We asked our master buildeer, Selvanathan Sthapati, to explain the faces on Iraivan. Here is his response, received today from India:
With regard to swami's question of Mahanaasi / kirtimukha -- the difference in this two terms is as follows;
Mahanasi means a big(maha) nose(naasi).This architectural form is seen on the gopuras and the vimanas. The shape is based on the face of lion and it is believed in tradition that this terrifying naasi form observes all the bad omen/evil things in and around the temple premises. This is the main reason that this form is created on the vimanas and gopuram.
These protective faces are common throughout the Hindu world.

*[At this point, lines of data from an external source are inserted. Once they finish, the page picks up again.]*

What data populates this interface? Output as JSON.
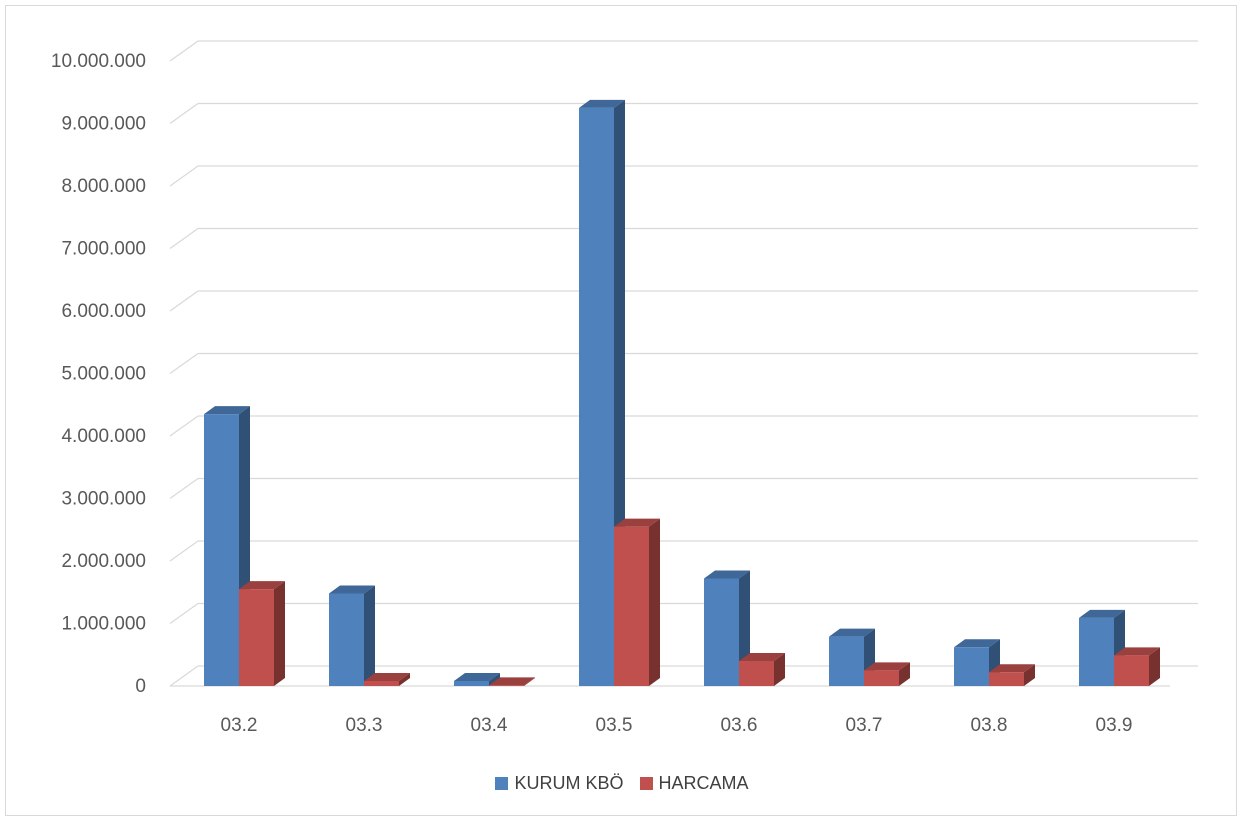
{
  "chart_data": {
    "type": "bar",
    "title": "",
    "xlabel": "",
    "ylabel": "",
    "categories": [
      "03.2",
      "03.3",
      "03.4",
      "03.5",
      "03.6",
      "03.7",
      "03.8",
      "03.9"
    ],
    "series": [
      {
        "name": "KURUM KBÖ",
        "color": "#4f81bd",
        "values": [
          4350000,
          1480000,
          80000,
          9250000,
          1720000,
          790000,
          620000,
          1090000
        ]
      },
      {
        "name": "HARCAMA",
        "color": "#c0504d",
        "values": [
          1550000,
          80000,
          10000,
          2550000,
          400000,
          250000,
          220000,
          490000
        ]
      }
    ],
    "ylim": [
      0,
      10000000
    ],
    "yticks": [
      "0",
      "1.000.000",
      "2.000.000",
      "3.000.000",
      "4.000.000",
      "5.000.000",
      "6.000.000",
      "7.000.000",
      "8.000.000",
      "9.000.000",
      "10.000.000"
    ],
    "grid": true,
    "legend": "bottom"
  }
}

Kirtimukha means Face of Glory or Fame. It is a hip ornamental feature seen on the dress of the gods and goddesses. This feature is based on the lion face with highly rich ornamentation.
There are dozens of these Mahanaasi on Iraivan temple.
In Bali, Hindus make special masks that are fearsome to the asuras and delightful to the devas.
What right-thinking asura would get near these three?
These are another ornamental feature that decorate the walls of the temples.
In fact, everywhere you look in Iraivan you see this.
You can hear these mahanaasi roar. Look closely, that is their roar artistically flowing from the mouth.
The small ones (as per swami's photos) are the chutra nasis (small nasikoodus) meaning a form with the outline of Mahanaasi but without lion face.
May all be protected by dharma.
May all be protected by their good karma.
May all be protected from harm.
Hindus believe in each individual as a soul, a divine being who is inherently good. We all have a threefold nature: instinctive, intellectual, intuitive. Develop the intuitive/spiritual/soul nature with compassion, devotion, penance. Use the intellect to help subdue the instinctive mind. Guilt is not a part of Hinduism. There is no eternal hell. You have a continuity of consciousness when you transition to the inner worlds. There is no devil, but there are mischievous "asuras."